Nicer-looking working spaces may be one of the keys to coaxing employees back to the office.
Key Details
- Some businesses are sprucing up their office spaces as new data shows that employees are more likely to return to nicer offices.
- Data from the Real Estate Board of New York (REBNY) showed that fancier Class A+ buildings in Manhattan had greater attendance than Class B buildings.
- Preferring nicer office spaces is not a new trend, but the effects have been exaggerated since the pandemic, Axios reports.

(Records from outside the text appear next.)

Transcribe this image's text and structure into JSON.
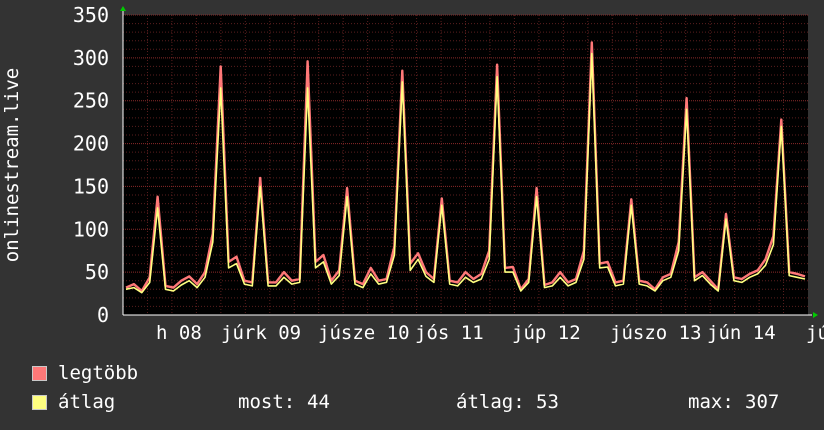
{
  "chart_data": {
    "type": "line",
    "ylabel": "onlinestream.live",
    "ylim": [
      0,
      350
    ],
    "y_ticks": [
      0,
      50,
      100,
      150,
      200,
      250,
      300,
      350
    ],
    "x_tick_labels": [
      "h 08",
      "júrk 09",
      "júsze 10",
      "jós 11",
      "júp 12",
      "júszo 13",
      "jún 14",
      "jú"
    ],
    "grid": true,
    "legend_position": "bottom-left",
    "series": [
      {
        "name": "legtöbb",
        "color": "#ff7878",
        "values": [
          32,
          36,
          28,
          44,
          138,
          34,
          32,
          40,
          45,
          36,
          50,
          95,
          290,
          62,
          68,
          40,
          38,
          160,
          38,
          38,
          50,
          40,
          42,
          296,
          62,
          70,
          40,
          52,
          148,
          40,
          36,
          55,
          40,
          42,
          80,
          285,
          60,
          72,
          50,
          42,
          136,
          40,
          38,
          50,
          42,
          48,
          75,
          292,
          55,
          56,
          30,
          42,
          148,
          35,
          38,
          50,
          38,
          42,
          75,
          318,
          60,
          62,
          38,
          40,
          135,
          40,
          38,
          30,
          44,
          48,
          85,
          253,
          44,
          50,
          40,
          30,
          118,
          44,
          42,
          48,
          52,
          65,
          92,
          228,
          50,
          48,
          45
        ]
      },
      {
        "name": "átlag",
        "color": "#ffff80",
        "values": [
          30,
          32,
          26,
          38,
          125,
          30,
          28,
          35,
          40,
          32,
          44,
          85,
          265,
          55,
          60,
          36,
          34,
          150,
          34,
          34,
          44,
          36,
          38,
          265,
          55,
          62,
          36,
          46,
          138,
          36,
          32,
          48,
          36,
          38,
          70,
          272,
          52,
          65,
          45,
          38,
          128,
          36,
          34,
          44,
          38,
          42,
          65,
          278,
          50,
          50,
          28,
          38,
          138,
          32,
          34,
          44,
          34,
          38,
          65,
          305,
          55,
          56,
          34,
          36,
          128,
          36,
          34,
          28,
          40,
          44,
          75,
          240,
          40,
          46,
          36,
          28,
          112,
          40,
          38,
          44,
          48,
          58,
          82,
          220,
          46,
          44,
          42
        ]
      }
    ]
  },
  "colors": {
    "background": "#333333",
    "plot_area": "#000000",
    "grid": "#5a1e1e",
    "text": "#ffffff",
    "axis_arrow": "#00cc00"
  },
  "legend": {
    "max_label": "legtöbb",
    "avg_label": "átlag"
  },
  "stats": {
    "now_label": "most:",
    "now_value": "44",
    "avg_label": "átlag:",
    "avg_value": "53",
    "max_label": "max:",
    "max_value": "307"
  }
}
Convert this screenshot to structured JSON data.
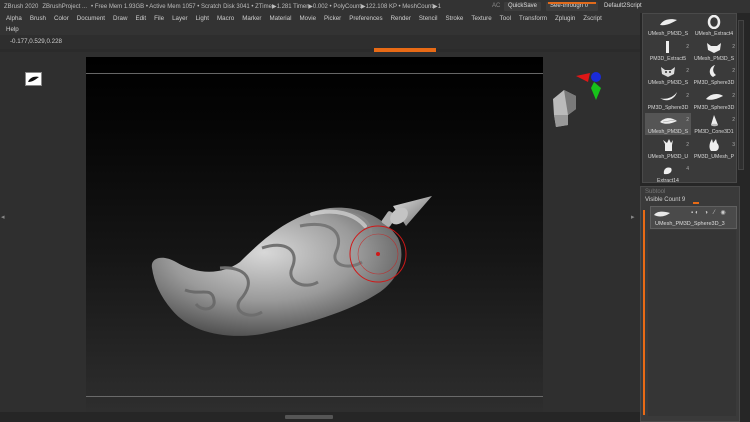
{
  "titlebar": {
    "app": "ZBrush 2020",
    "project": "ZBrushProject ...",
    "stats": "• Free Mem 1.93GB • Active Mem 1057 • Scratch Disk 3041 •  ZTime▶1.281 Timer▶0.002 • PolyCount▶122.108 KP  • MeshCount▶1",
    "ac": "AC",
    "quicksave": "QuickSave",
    "seethrough": "See-through  0",
    "script": "Default2Script"
  },
  "menu": {
    "row1": [
      "Alpha",
      "Brush",
      "Color",
      "Document",
      "Draw",
      "Edit",
      "File",
      "Layer",
      "Light",
      "Macro",
      "Marker",
      "Material",
      "Movie",
      "Picker",
      "Preferences",
      "Render",
      "Stencil",
      "Stroke",
      "Texture",
      "Tool",
      "Transform",
      "Zplugin",
      "Zscript"
    ],
    "row2": [
      "Help"
    ]
  },
  "coords": "-0.177,0.529,0.228",
  "tools": [
    {
      "label": "UMesh_PM3D_S",
      "count": "",
      "icon": "brush-stroke"
    },
    {
      "label": "UMesh_Extract4",
      "count": "",
      "icon": "ring"
    },
    {
      "label": "PM3D_Extract5",
      "count": "2",
      "icon": "bar"
    },
    {
      "label": "UMesh_PM3D_S",
      "count": "2",
      "icon": "mask"
    },
    {
      "label": "UMesh_PM3D_S",
      "count": "2",
      "icon": "mask2"
    },
    {
      "label": "PM3D_Sphere3D",
      "count": "2",
      "icon": "hook"
    },
    {
      "label": "PM3D_Sphere3D",
      "count": "2",
      "icon": "hook2"
    },
    {
      "label": "PM3D_Sphere3D",
      "count": "2",
      "icon": "wedge"
    },
    {
      "label": "UMesh_PM3D_S",
      "count": "2",
      "icon": "feather"
    },
    {
      "label": "PM3D_Cone3D1",
      "count": "2",
      "icon": "cone"
    },
    {
      "label": "UMesh_PM3D_U",
      "count": "2",
      "icon": "claw"
    },
    {
      "label": "PM3D_UMesh_P",
      "count": "3",
      "icon": "bunny"
    },
    {
      "label": "Extract14",
      "count": "4",
      "icon": "stub"
    }
  ],
  "subtool": {
    "header": "Subtool",
    "visible_count": "Visible Count 9",
    "row_label": "UMesh_PM3D_Sphere3D_3"
  }
}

- Prime locations and appealing in-office amenities can encourage workers back to the office.
Why it’s news
Whether or not employees return to the office is not just a concern for employers but for city business owners, too. A 10% increase in the current office occupancy rates could bring in another 100,000 to 200,000 employees to New York’s office districts. Each employee spends around $6,000 per year in the city on everything from clothing to food, Axios reports.
For employers looking for ways to tempt their employees to return, offering nicer office spaces could be one key incentive. For example, businesses in SL Green’s One Madison building will have access to a catering service provided within the building and run by celebrity chef Daniel Boulud.
The report uses location analytics to determine how many individuals visited various office buildings in the office districts of Manhattan. Using this method, REBNY found that more people visited Class A+ buildings.
REBNY’s method found that building visitation passed 60% of pre-pandemic levels. Kastle Systems, another popular method for measuring office occupancy, showed that buildings were at 50% of pre-pandemic levels. However, some have criticized Kastle’s data as some of the largest developers in New York do not use Kastle.